The classroom visit went very well. I spoke for a few minutes (I kept it short because we had a nice, sunny day to do our solar observing in) on Fremont Peak, the Fremont Peak Observatory Association, scientific notation, and the evolution of our sun. I skipped over a lot of the material I had, because it was ‘backup’ in case it was a cloudy day. The most ‘oohs’ and ‘ahs’ I got were when I described the density of white dwarf material and neutron star material.
Then we went outside and looked. The kids came out in small groups of four or five, and we were able to use both telescopes. My daugher Hannah helped out with traffic control. The TeleVue had the larger image, and the small sunspot region on the western limb of the sun was clearly visible.

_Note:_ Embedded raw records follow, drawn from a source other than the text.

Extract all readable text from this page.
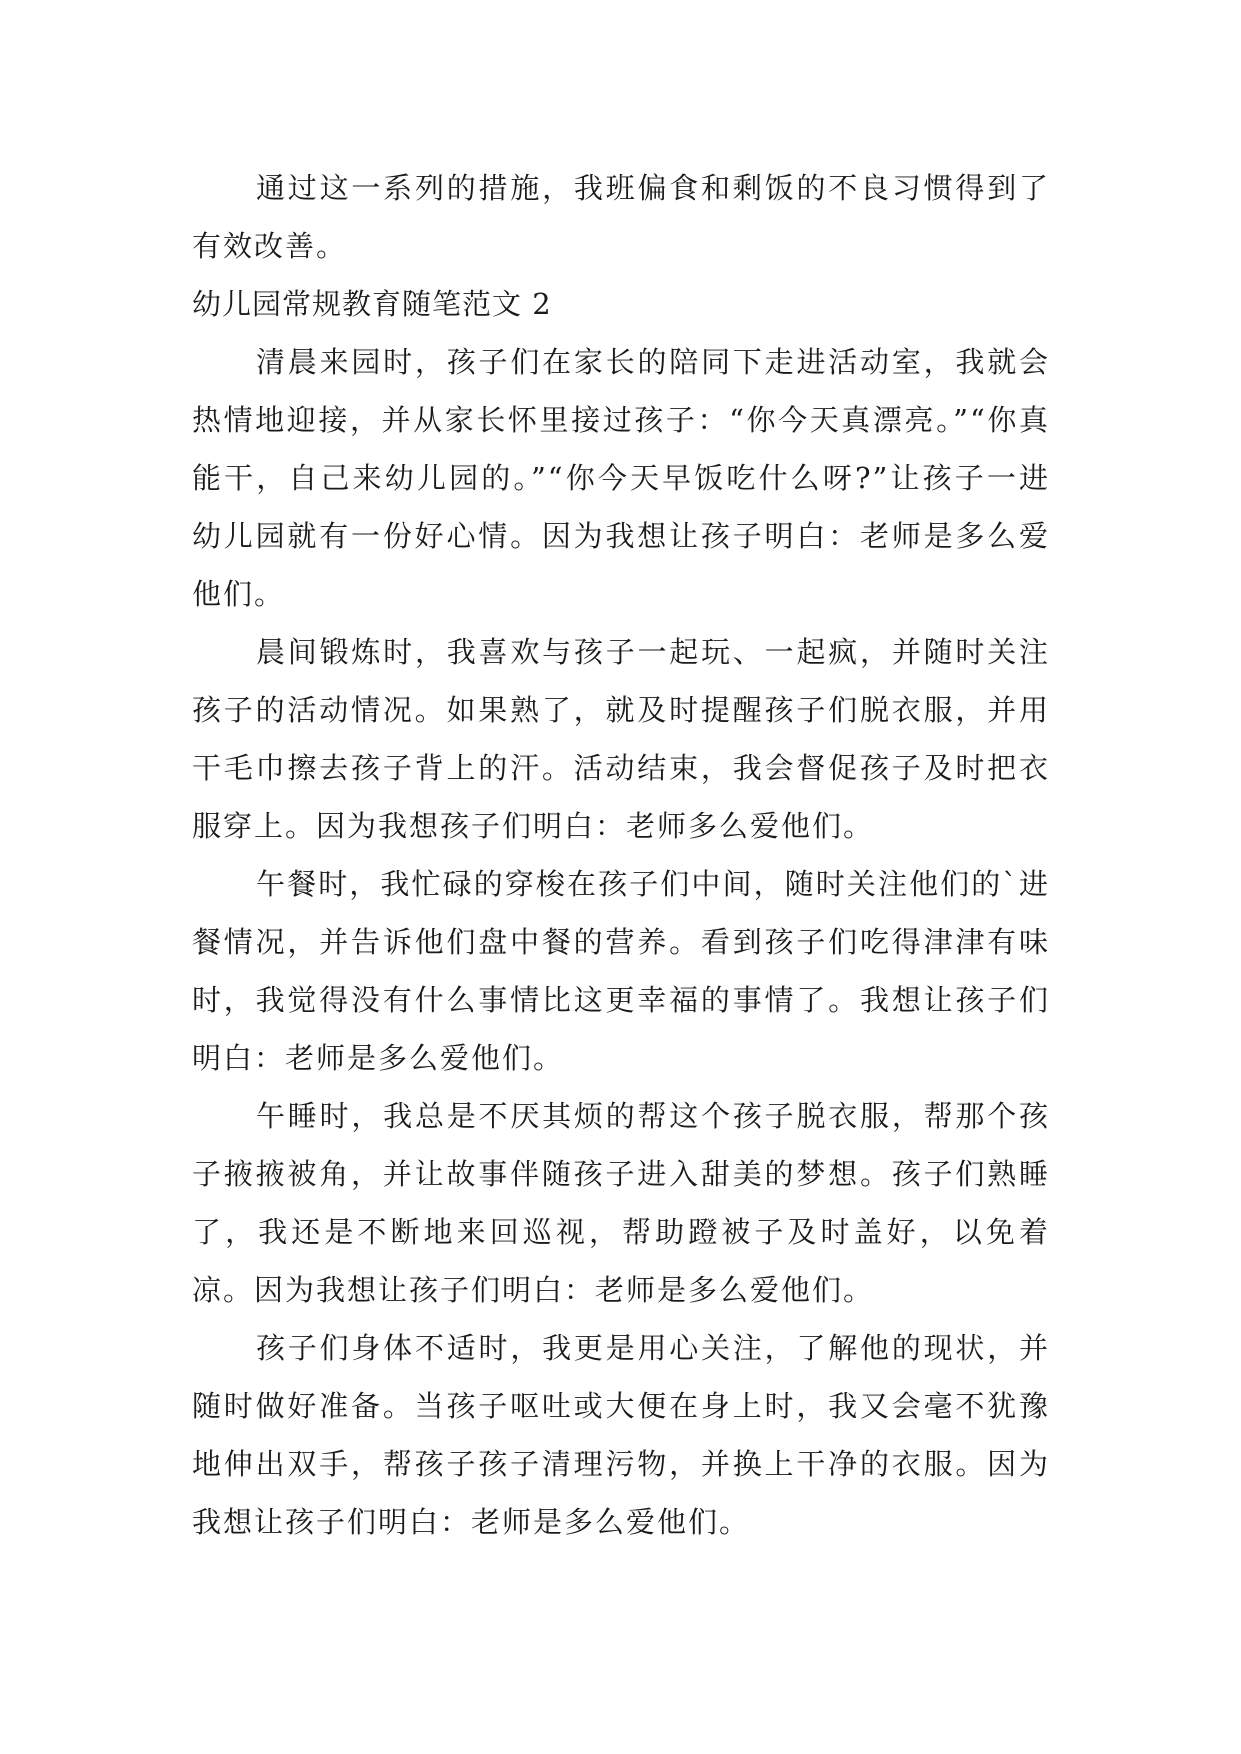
通过这一系列的措施，我班偏食和剩饭的不良习惯得到了有效改善。

幼儿园常规教育随笔范文 2

清晨来园时，孩子们在家长的陪同下走进活动室，我就会热情地迎接，并从家长怀里接过孩子：“你今天真漂亮。”“你真能干，自己来幼儿园的。”“你今天早饭吃什么呀?”让孩子一进幼儿园就有一份好心情。因为我想让孩子明白：老师是多么爱他们。

晨间锻炼时，我喜欢与孩子一起玩、一起疯，并随时关注孩子的活动情况。如果熟了，就及时提醒孩子们脱衣服，并用干毛巾擦去孩子背上的汗。活动结束，我会督促孩子及时把衣服穿上。因为我想孩子们明白：老师多么爱他们。

午餐时，我忙碌的穿梭在孩子们中间，随时关注他们的`进餐情况，并告诉他们盘中餐的营养。看到孩子们吃得津津有味时，我觉得没有什么事情比这更幸福的事情了。我想让孩子们明白：老师是多么爱他们。

午睡时，我总是不厌其烦的帮这个孩子脱衣服，帮那个孩子掖掖被角，并让故事伴随孩子进入甜美的梦想。孩子们熟睡了，我还是不断地来回巡视，帮助蹬被子及时盖好，以免着凉。因为我想让孩子们明白：老师是多么爱他们。

孩子们身体不适时，我更是用心关注，了解他的现状，并随时做好准备。当孩子呕吐或大便在身上时，我又会毫不犹豫地伸出双手，帮孩子孩子清理污物，并换上干净的衣服。因为我想让孩子们明白：老师是多么爱他们。
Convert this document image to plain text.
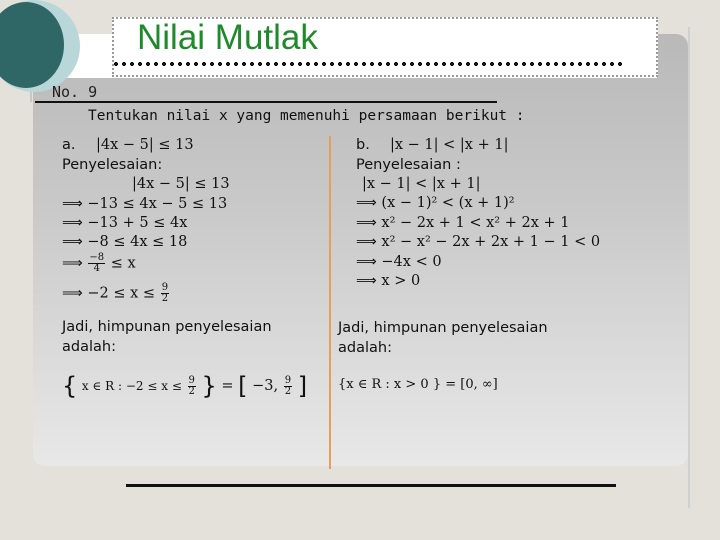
Nilai Mutlak
No. 9
Tentukan nilai x yang memenuhi persamaan berikut :
a. |4x − 5| ≤ 13
Penyelesaian:
|4x − 5| ≤ 13
⟹ −13 ≤ 4x − 5 ≤ 13
⟹ −13 + 5 ≤ 4x
⟹ −8 ≤ 4x ≤ 18
⟹ $\frac{-8}{4} \le x$
⟹ $-2 \le x \le \frac{9}{2}$
Jadi, himpunan penyelesaian adalah:
{ x ∈ R : $-2 \le x \le \frac{9}{2}$ } = [ −3, $\frac{9}{2}$ ]
b. |x − 1| < |x + 1|
Penyelesaian :
|x − 1| < |x + 1|
⟹ (x − 1)² < (x + 1)²
⟹ x² − 2x + 1 < x² + 2x + 1
⟹ x² − x² − 2x + 2x + 1 − 1 < 0
⟹ −4x < 0
⟹ x > 0
Jadi, himpunan penyelesaian adalah:
{x ∈ R : x > 0 } = [0, ∞]
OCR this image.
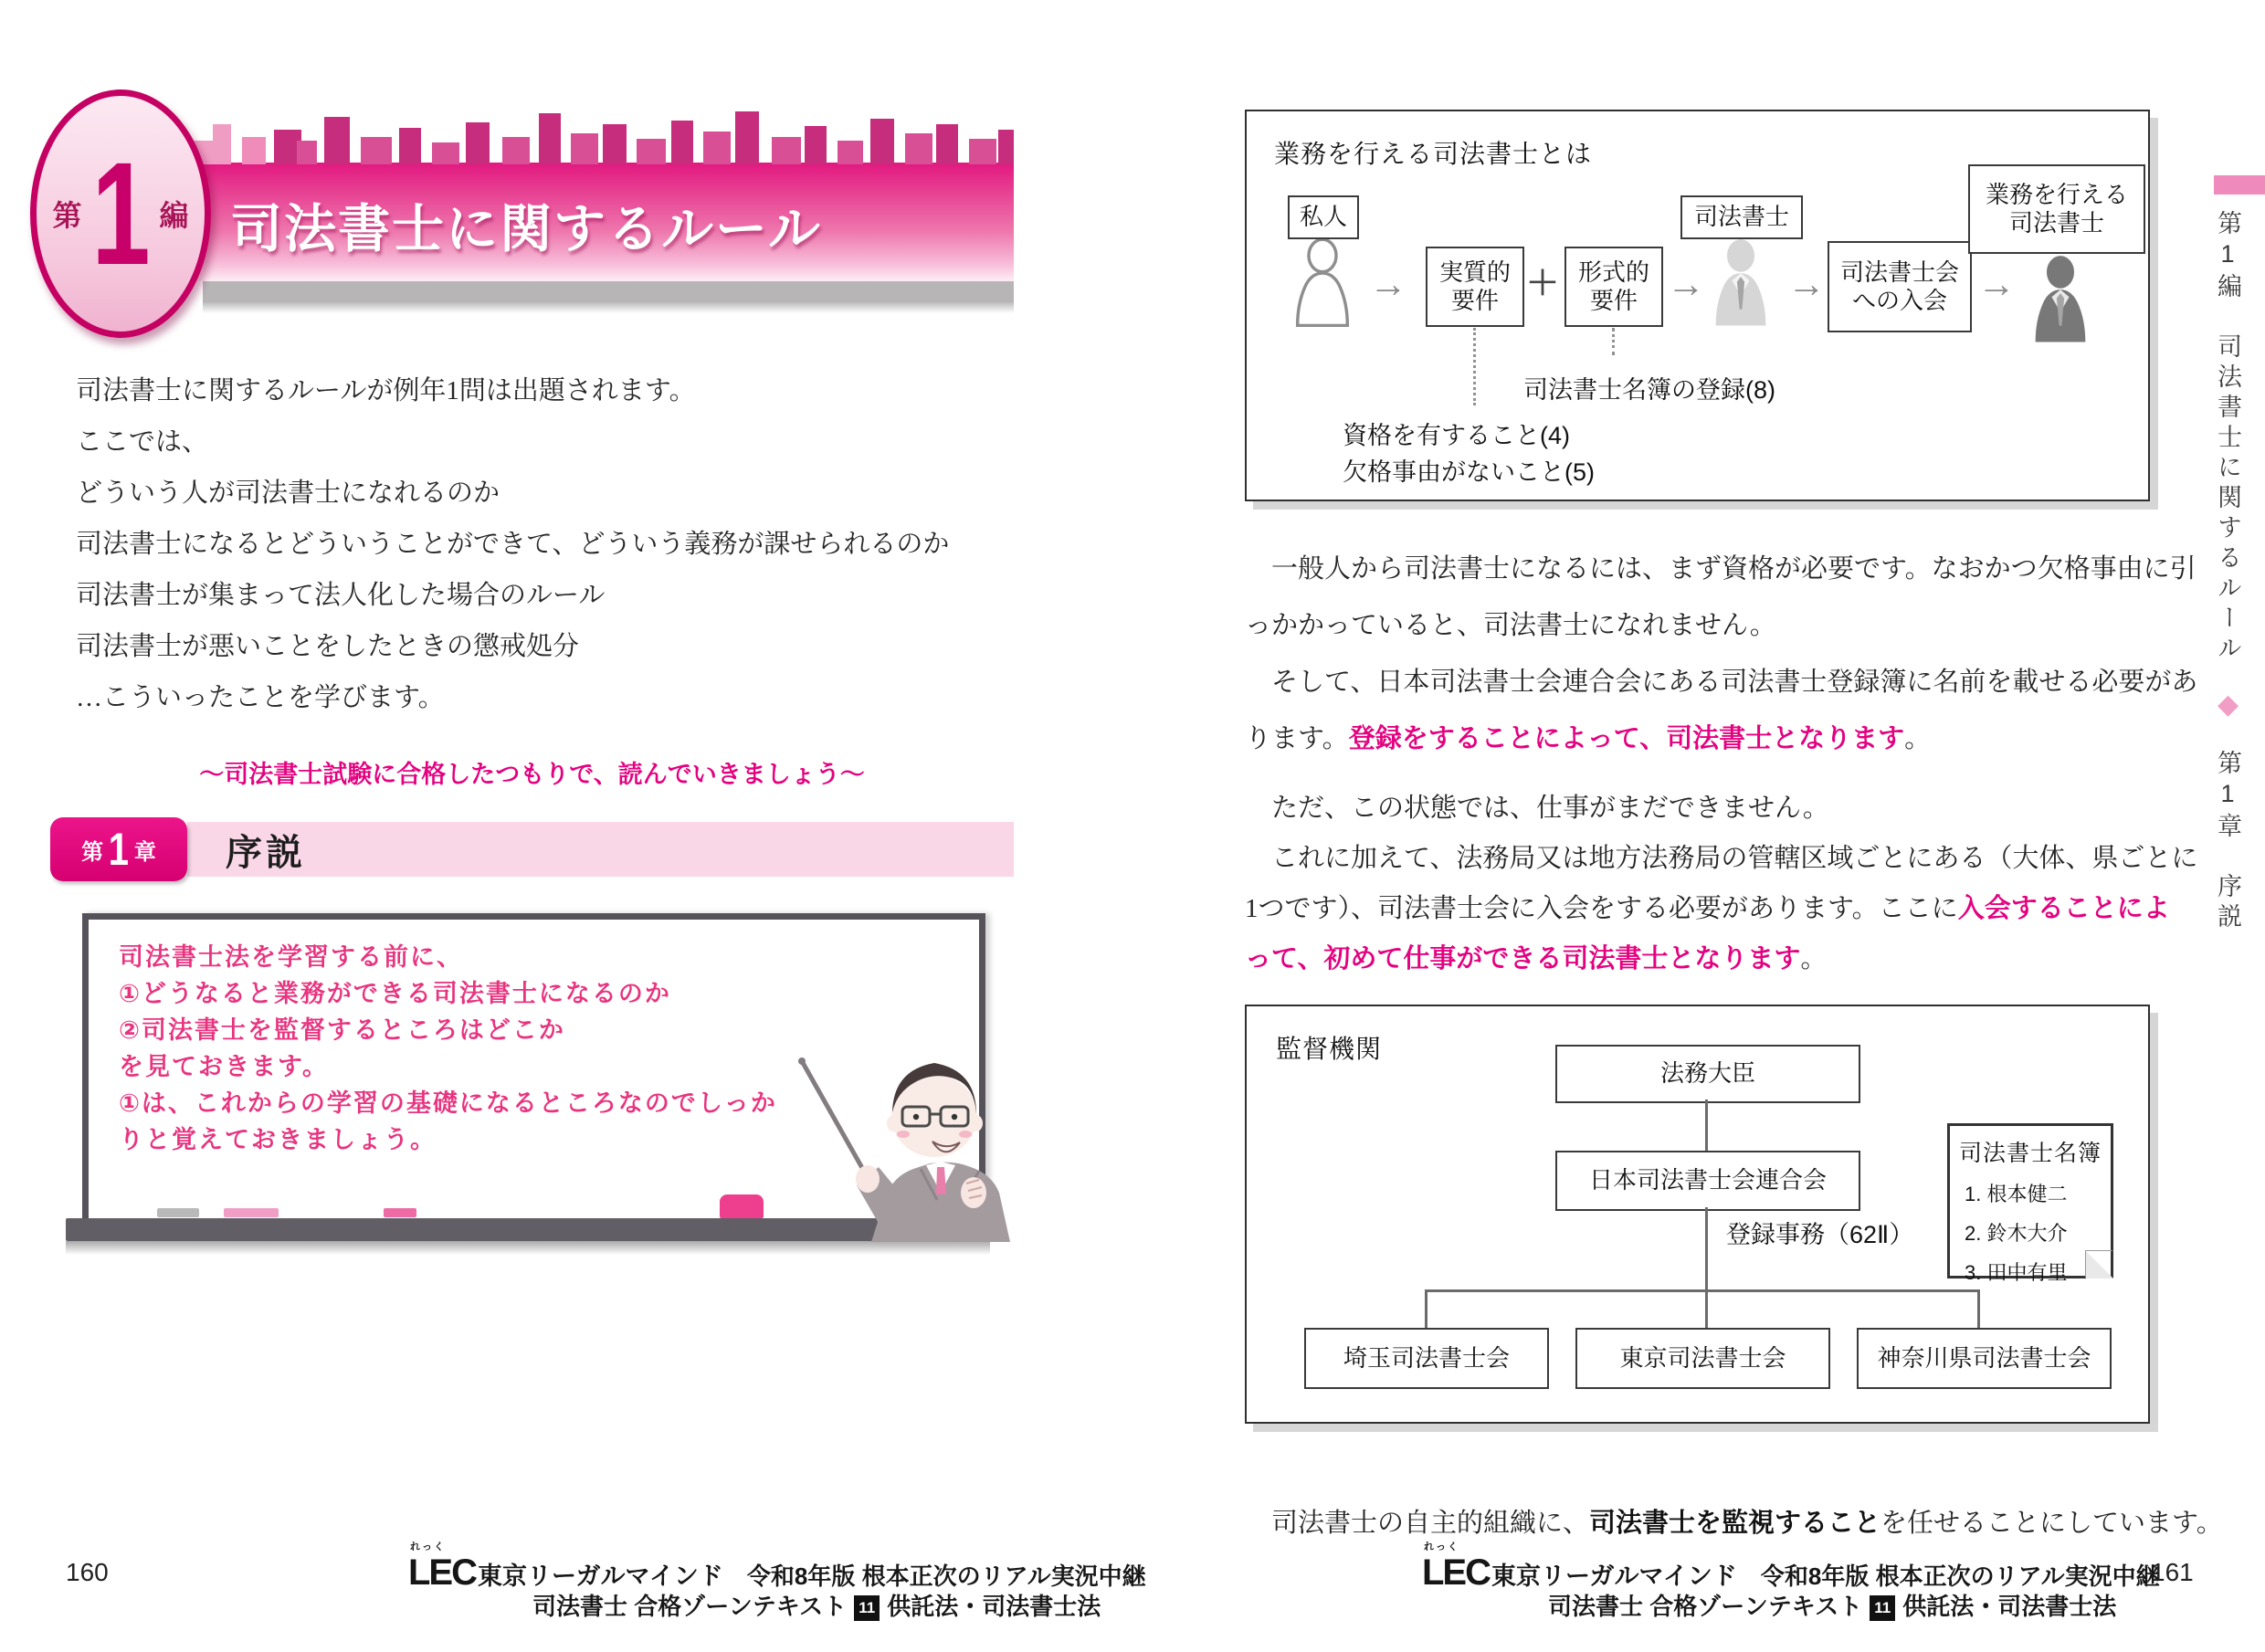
司法書士に関するルール
第 1 編
司法書士に関するルールが例年1問は出題されます。
ここでは、
どういう人が司法書士になれるのか
司法書士になるとどういうことができて、どういう義務が課せられるのか
司法書士が集まって法人化した場合のルール
司法書士が悪いことをしたときの懲戒処分
…こういったことを学びます。
～司法書士試験に合格したつもりで、読んでいきましょう～
序説
第 1 章
司法書士法を学習する前に、
①どうなると業務ができる司法書士になるのか
②司法書士を監督するところはどこか
を見ておきます。
①は、これからの学習の基礎になるところなのでしっか
りと覚えておきましょう。
160
れっく
LEC 東京リーガルマインド 令和8年版 根本正次のリアル実況中継
司法書士 合格ゾーンテキスト 11 供託法・司法書士法
業務を行える司法書士とは
私人
→ 実質的
要件 ＋ 形式的
要件 →
司法書士
→ 司法書士会
への入会 →
業務を行える
司法書士
司法書士名簿の登録(8)
資格を有すること(4)
欠格事由がないこと(5)
　一般人から司法書士になるには、まず資格が必要です。なおかつ欠格事由に引
っかかっていると、司法書士になれません。
　そして、日本司法書士会連合会にある司法書士登録簿に名前を載せる必要があ
ります。登録をすることによって、司法書士となります。
　ただ、この状態では、仕事がまだできません。
　これに加えて、法務局又は地方法務局の管轄区域ごとにある（大体、県ごとに
1つです）、司法書士会に入会をする必要があります。ここに入会することによ
って、初めて仕事ができる司法書士となります。
監督機関
法務大臣
日本司法書士会連合会
登録事務（62Ⅱ）
司法書士名簿
1. 根本健二
2. 鈴木大介
3. 田中有里
埼玉司法書士会	東京司法書士会	神奈川県司法書士会
　司法書士の自主的組織に、司法書士を監視することを任せることにしています。
第1編　司法書士に関するルール◆第1章　序説
れっく
LEC 東京リーガルマインド 令和8年版 根本正次のリアル実況中継
司法書士 合格ゾーンテキスト 11 供託法・司法書士法
161
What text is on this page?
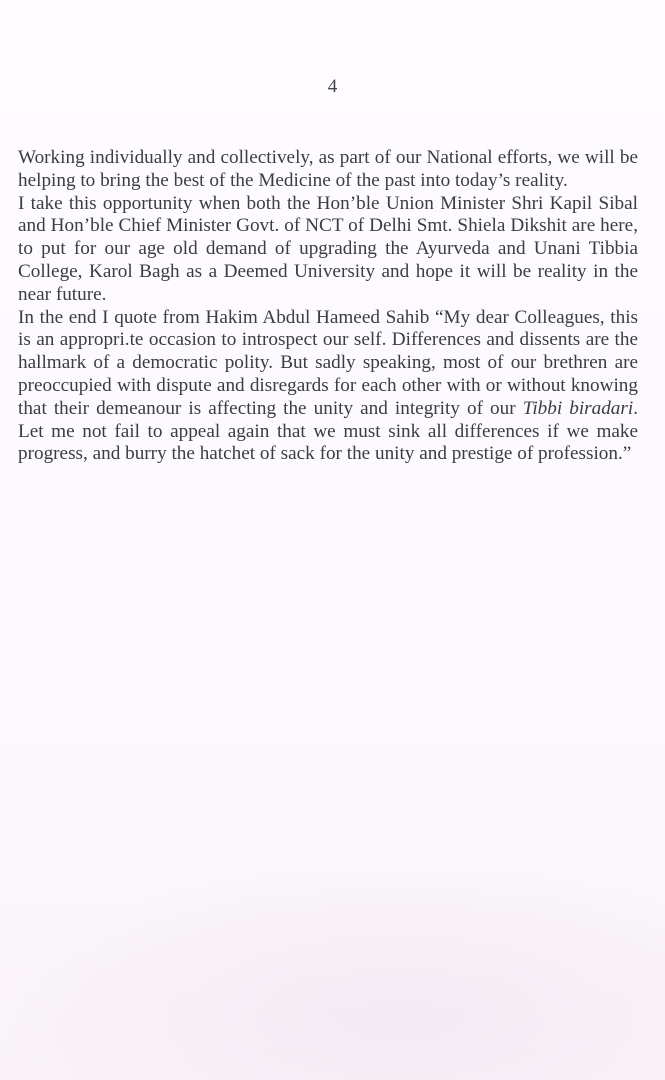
4

Working individually and collectively, as part of our National efforts, we will be helping to bring the best of the Medicine of the past into today’s reality.

I take this opportunity when both the Hon’ble Union Minister Shri Kapil Sibal and Hon’ble Chief Minister Govt. of NCT of Delhi Smt. Shiela Dikshit are here, to put for our age old demand of upgrading the Ayurveda and Unani Tibbia College, Karol Bagh as a Deemed University and hope it will be reality in the near future.

In the end I quote from Hakim Abdul Hameed Sahib “My dear Colleagues, this is an appropri.te occasion to introspect our self. Differences and dissents are the hallmark of a democratic polity. But sadly speaking, most of our brethren are preoccupied with dispute and disregards for each other with or without knowing that their demeanour is affecting the unity and integrity of our Tibbi biradari. Let me not fail to appeal again that we must sink all differences if we make progress, and burry the hatchet of sack for the unity and prestige of profession.”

The most fun for me was the Q&A period. Did I mention that this was a GATE (Gifted And Talented Education) classroom? These kids are sharp! Try answering questions from 33 10- and 11-year olds who are probably smarter than you are.
Some typical questions: How long do really big stars last? Will our sun ever explode in a supernova? Will the red giant stage affect the weather on earth? How long would it take to get to Mars? (one I was really impressed by was a followup to that last one: How long would it take for the *astronauts*? )
The teacher signed the observation log with the following:
“Mr. Hudson presented information on the life cycle of the star and scientific notation to 33 5th graders. He then took small groups outside to view the sun through the solar telescopes.
The students were very interested and engaged. We all appreciated his time and expertise very much.”
It was a great time, and if you are an amateur astronomer, I highly recommend offering your expertise to your local school. I’m thinking ahead to my next visit already.